A Foray Into the U.S.'s Backyard
Another place where Russia has made inroads is right in the United States' backyard: Venezuela. Moscow's economic and security ties with Caracas predate the Euromaidan uprising in 2014, going all the way back to the Hugo Chavez era. In recent years, however, the Kremlin has steadily increased its financial support, security ties and energy cooperation with President Nicholas Maduro's government. Maduro visited Moscow for a meeting with Russian President Vladimir Putin in December 2018, during which the two leaders signed investment contracts in the energy and mining sectors worth more than $6 billion. Shortly thereafter, unconfirmed reports surfaced that Russia was considering the long-term deployment of Tu-160 strategic bombers to Venezuela after it confirmed that such bombers had visited the Maiquetia Airport outside Caracas on Dec. 10.
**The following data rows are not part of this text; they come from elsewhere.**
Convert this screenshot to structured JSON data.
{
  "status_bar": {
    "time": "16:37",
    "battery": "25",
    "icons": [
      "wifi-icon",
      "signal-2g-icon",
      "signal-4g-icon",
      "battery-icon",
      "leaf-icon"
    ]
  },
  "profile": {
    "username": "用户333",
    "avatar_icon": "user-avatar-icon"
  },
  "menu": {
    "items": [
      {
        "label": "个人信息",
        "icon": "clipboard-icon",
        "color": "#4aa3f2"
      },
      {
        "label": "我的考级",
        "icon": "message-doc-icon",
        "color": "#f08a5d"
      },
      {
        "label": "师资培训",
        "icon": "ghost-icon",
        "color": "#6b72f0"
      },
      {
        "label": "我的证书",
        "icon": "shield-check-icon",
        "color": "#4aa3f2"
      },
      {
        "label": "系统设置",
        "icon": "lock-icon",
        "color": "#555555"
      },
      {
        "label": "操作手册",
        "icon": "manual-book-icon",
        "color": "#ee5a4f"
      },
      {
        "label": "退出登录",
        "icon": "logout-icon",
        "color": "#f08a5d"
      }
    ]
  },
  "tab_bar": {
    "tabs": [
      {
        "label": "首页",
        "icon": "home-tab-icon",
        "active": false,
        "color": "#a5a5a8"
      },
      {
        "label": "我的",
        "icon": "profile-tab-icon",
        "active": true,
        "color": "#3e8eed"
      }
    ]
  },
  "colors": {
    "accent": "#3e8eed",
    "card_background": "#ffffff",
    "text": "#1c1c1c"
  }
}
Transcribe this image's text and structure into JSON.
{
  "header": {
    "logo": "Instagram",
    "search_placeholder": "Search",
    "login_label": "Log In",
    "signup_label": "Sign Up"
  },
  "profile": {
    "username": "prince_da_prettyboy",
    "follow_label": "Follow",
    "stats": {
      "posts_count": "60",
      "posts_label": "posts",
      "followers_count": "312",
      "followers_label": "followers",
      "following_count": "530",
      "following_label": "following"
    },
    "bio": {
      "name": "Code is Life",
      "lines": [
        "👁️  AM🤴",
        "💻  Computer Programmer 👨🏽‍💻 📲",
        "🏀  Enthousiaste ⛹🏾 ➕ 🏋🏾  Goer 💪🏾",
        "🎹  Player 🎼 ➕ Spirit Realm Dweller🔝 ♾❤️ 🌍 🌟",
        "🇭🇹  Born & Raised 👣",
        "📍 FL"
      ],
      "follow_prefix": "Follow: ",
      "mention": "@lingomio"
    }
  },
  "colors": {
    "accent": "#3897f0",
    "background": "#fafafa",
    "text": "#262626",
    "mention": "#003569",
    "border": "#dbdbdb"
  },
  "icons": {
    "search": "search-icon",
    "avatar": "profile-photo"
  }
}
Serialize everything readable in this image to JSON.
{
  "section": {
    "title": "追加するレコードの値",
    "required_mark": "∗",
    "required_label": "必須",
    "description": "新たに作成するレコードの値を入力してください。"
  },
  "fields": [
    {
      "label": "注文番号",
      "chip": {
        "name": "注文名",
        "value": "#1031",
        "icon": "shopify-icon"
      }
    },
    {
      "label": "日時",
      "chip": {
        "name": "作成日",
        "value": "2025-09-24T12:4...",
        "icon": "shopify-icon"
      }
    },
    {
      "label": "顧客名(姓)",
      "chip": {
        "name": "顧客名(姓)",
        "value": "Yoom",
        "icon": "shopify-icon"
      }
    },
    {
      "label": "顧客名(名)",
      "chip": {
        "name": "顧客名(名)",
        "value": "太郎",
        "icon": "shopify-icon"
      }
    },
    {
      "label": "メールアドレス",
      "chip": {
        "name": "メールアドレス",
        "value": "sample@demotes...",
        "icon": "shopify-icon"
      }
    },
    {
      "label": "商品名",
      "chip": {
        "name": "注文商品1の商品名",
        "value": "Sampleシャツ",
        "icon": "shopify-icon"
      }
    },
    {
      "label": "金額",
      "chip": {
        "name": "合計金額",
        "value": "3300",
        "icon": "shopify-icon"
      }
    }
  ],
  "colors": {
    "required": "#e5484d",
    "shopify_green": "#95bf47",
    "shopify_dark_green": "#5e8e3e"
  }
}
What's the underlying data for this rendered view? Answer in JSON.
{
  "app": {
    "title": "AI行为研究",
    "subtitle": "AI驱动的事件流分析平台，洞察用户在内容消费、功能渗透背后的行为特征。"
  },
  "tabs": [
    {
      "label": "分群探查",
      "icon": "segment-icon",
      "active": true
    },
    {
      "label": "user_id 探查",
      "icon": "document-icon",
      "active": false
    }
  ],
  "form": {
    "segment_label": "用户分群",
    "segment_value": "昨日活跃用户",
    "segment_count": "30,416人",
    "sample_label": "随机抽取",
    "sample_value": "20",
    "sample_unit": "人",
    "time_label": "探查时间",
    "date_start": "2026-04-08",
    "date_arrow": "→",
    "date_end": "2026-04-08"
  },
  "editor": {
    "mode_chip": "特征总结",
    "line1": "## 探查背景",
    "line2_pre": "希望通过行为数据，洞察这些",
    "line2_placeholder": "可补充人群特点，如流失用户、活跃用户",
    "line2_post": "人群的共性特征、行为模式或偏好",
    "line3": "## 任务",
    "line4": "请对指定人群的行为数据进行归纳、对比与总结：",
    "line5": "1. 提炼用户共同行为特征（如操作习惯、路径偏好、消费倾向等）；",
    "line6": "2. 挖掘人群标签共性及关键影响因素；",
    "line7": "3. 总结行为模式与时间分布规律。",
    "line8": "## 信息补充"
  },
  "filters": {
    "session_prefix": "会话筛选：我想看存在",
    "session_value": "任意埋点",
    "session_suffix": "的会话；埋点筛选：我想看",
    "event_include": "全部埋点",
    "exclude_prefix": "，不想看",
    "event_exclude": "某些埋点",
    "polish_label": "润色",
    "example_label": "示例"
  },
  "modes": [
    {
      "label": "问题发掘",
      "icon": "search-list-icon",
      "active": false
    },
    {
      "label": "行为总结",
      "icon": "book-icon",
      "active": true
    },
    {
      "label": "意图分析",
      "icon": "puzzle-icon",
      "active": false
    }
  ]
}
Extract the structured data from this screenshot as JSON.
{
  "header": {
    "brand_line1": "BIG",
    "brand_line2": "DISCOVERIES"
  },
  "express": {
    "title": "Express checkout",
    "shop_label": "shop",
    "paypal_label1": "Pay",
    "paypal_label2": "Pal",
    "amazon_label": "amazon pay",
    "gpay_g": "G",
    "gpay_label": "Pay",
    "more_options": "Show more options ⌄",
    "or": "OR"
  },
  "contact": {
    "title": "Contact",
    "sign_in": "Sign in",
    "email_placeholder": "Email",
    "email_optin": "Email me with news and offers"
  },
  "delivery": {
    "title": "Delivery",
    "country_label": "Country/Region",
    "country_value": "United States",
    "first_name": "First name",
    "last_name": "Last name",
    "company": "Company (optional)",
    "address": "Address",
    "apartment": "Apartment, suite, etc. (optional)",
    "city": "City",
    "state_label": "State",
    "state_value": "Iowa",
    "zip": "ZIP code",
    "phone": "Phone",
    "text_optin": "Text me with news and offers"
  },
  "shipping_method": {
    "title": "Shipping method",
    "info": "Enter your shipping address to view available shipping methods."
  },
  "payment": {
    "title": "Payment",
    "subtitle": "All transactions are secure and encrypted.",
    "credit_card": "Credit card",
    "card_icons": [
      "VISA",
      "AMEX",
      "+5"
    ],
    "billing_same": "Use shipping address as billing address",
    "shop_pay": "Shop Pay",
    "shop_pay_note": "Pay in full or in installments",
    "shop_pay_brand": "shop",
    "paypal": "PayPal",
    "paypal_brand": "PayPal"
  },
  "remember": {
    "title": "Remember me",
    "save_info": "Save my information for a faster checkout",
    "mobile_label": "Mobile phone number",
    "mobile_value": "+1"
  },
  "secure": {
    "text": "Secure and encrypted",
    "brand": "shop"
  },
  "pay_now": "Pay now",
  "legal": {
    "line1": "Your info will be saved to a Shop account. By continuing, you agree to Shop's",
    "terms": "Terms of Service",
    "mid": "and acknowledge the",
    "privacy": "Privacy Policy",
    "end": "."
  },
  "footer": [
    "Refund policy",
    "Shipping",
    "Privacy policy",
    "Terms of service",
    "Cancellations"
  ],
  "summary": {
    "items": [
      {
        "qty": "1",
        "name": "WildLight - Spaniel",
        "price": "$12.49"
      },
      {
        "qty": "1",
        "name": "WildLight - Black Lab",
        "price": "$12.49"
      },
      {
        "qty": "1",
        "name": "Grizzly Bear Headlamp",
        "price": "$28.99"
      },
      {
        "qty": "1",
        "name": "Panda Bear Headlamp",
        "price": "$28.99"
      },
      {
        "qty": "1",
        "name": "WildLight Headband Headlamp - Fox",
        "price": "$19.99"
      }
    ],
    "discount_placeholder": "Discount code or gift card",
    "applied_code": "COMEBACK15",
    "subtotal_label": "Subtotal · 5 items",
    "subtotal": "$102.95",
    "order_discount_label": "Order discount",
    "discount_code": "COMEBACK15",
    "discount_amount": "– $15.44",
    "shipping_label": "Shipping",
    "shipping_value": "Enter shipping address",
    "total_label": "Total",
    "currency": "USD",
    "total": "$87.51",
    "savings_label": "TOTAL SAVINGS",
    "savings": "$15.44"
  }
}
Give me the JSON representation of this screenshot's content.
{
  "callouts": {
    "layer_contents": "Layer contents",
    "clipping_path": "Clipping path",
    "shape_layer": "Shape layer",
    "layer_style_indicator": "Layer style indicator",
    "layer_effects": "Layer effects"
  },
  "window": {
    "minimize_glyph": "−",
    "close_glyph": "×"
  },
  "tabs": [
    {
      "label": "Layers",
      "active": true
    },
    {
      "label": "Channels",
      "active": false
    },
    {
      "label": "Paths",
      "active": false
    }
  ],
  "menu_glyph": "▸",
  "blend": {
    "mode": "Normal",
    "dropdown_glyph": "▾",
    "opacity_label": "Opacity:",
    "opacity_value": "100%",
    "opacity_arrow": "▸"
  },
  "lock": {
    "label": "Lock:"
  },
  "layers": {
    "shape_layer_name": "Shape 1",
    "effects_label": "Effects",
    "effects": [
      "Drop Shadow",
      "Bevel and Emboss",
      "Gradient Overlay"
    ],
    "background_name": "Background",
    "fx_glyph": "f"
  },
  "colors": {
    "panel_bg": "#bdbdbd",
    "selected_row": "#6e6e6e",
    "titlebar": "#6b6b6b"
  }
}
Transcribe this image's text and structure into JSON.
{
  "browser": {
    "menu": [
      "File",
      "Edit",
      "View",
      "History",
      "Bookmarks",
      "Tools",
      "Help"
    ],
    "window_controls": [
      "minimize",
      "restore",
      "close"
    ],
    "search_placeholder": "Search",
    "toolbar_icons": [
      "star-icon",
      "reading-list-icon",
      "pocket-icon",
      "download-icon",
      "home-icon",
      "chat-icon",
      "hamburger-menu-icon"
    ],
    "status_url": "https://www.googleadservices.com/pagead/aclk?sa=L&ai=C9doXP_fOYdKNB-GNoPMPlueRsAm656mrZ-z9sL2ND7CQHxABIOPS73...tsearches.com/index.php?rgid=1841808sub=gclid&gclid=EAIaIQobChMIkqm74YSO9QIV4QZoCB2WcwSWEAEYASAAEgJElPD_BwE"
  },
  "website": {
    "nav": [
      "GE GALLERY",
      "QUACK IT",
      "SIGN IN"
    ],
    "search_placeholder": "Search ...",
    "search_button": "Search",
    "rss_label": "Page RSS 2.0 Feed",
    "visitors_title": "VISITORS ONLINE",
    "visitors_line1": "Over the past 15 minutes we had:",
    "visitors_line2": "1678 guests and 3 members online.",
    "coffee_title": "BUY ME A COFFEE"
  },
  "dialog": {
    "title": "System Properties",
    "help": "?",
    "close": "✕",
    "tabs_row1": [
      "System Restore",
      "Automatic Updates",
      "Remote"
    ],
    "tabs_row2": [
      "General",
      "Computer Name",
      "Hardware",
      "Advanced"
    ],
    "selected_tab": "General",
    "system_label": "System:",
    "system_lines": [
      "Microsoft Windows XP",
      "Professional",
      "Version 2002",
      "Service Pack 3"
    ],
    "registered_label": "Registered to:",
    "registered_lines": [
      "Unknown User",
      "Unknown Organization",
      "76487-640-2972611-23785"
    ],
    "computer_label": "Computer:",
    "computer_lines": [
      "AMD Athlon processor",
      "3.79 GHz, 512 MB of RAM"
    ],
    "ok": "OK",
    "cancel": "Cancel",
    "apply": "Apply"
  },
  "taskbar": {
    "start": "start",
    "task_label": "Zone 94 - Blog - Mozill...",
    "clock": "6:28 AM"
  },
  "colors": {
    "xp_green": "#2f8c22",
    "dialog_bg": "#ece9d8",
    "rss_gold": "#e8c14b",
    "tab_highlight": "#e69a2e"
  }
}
Its forays into Asia, Africa and South America notwithstanding, Russia has no desire in categorically closing the door on the West.
As with Afghanistan and Syria, Russia has direct interests in Venezuela in the energy and military-industrial spheres. But the South American country also provides a foothold from which Moscow can obstruct the United States and its strategic interests. Washington has actively attempted to shape domestic events in Venezuela, while Russia has an interest in countering such efforts and preserving the Maduro government. Nevertheless, the sheer extent of Venezuela's recent political crisis — along with the United States' concerted efforts to oust Maduro by recognizing opposition leader Juan Guaido as the leader of the country, ramping up sanctions against Venezuela's energy sector and publicly mulling limited security operations — mean Russia is unlikely to stage a direct military intervention in the country as it did in Syria. While there are reportedly a limited number of Russian mercenaries in the country in a private and unofficial capacity, Moscow has neither the willingness nor the ability to present a formal military challenge to the United States in faraway Venezuela. Still, Russia does have an interest in helping preserve the regime there — and its associated economic and security assets — for as long as possible.
Russia's diversification strategy has also taken Moscow into more unfamiliar territory in recent years, such as Africa. In addition to mooting the possibility of helping modernize Zimbabwe's military, Russia has deployed private security contractors to the Central African Republic, where it has also made efforts to provide political mediation in the country's conflict. While bolstering ties with the Central African Republic and Zimbabwe may not provide Russia with a platform to counteract the United States, Moscow's entrance to such countries does provide it with an opportunity to expand arms sales and gain access to mineral resources.
Its forays into Asia, Africa and South America notwithstanding, Russia has no desire in categorically closing the door on the West. Europe, in particular, will remain a key market for Russian energy and minerals exports, as Moscow has an interest in maintaining trade ties with the West — so long as it doesn't leave the Russian economy exposed to further sanctions. But with a resolution to the Russia-West standoff unlikely for the foreseeable future, Moscow has little choice but turn its attention elsewhere to fulfill its economic and strategic needs.